Conducting a Multi-Site Trial with Individual IND Applications


Dr. Porter is an opinion leader in his medical specialty. He has an idea for a clinical trial using a lawfully marketed drug for an unapproved indication at a higher than recommended dose. In order to complete the study with the statistical power necessary to prove the hypothesis, he needs more patients than those available at his institution.

Dr.
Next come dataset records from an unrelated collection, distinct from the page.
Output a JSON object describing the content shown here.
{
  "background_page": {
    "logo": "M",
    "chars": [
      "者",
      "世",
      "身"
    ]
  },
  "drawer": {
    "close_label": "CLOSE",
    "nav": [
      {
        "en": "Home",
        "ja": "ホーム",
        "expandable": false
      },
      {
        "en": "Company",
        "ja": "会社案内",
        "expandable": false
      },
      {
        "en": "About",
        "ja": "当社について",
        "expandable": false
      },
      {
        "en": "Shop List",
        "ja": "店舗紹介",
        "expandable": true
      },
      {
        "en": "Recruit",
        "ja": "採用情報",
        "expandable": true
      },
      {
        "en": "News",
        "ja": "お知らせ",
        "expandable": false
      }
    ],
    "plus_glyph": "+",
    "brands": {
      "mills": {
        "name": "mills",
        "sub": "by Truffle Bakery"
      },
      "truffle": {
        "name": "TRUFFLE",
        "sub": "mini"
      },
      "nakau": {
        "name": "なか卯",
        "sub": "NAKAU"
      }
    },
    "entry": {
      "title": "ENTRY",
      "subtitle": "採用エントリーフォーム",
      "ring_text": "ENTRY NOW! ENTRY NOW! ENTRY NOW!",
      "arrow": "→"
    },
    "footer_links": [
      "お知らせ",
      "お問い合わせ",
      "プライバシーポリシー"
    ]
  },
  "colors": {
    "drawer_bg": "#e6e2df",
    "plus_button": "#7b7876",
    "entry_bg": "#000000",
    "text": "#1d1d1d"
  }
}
Porter contacts four colleagues at different institutions where the patient populations for this particular condition are larger. His colleagues are eager to participate as principal investigators at their respective institutions.

Dr. Porter knows this study will require the submission of an Investigational New Drug (IND) application. He works with the regulatory support staff in his institute’s clinical trials office.

The IND is completed and ready to be submitted to the Food and Drug Administration. It contains Form FDA 1571 naming Dr. Porter as the IND holder. It contains five Forms FDA 1572, one for each of the five principal investigators.


The legal staff reviews the agreements with the other four institutions and informs Dr. Porter that the institution does not want him to take on the regulatory responsibilities as the IND sponsor of a multi-site study.

Dr. Porter cannot complete this study without the participation of the other sites, and those sites are eager to participate.


Dr. Porter submits his investigator-initiated IND application as a single site to the FDA. Upon receipt by the FDA it is assigned an IND number. After the 30-day safety review, the FDA determines that it is safe to proceed.

Dr. Porter submits a letter to the FDA authorizing the FDA to refer to his IND in support of the IND applications to be submitted by each of his four colleagues. He sends a copy of this letter to his colleagues for inclusion in their own IND applications.

These IND applications are quite simple. Each consists of a cover letter, Forms FDA 1571 and 1572, the protocol and the letter authorizing cross-reference to Dr. Porter’s IND.

Lesson Learned:

Using this approach, each researcher is the sponsor-investigator of his/her own IND application. The protocols are identical and the statisticians at Dr. Porter’s institution can pool the data to obtain the number of subjects needed for statistical significance. Each IND sponsor-investigator must comply with the regulations for both sponsors and investigators. Dr. Porter does not have to take on the responsibility as the IND sponsor of a multi-site clinical trial.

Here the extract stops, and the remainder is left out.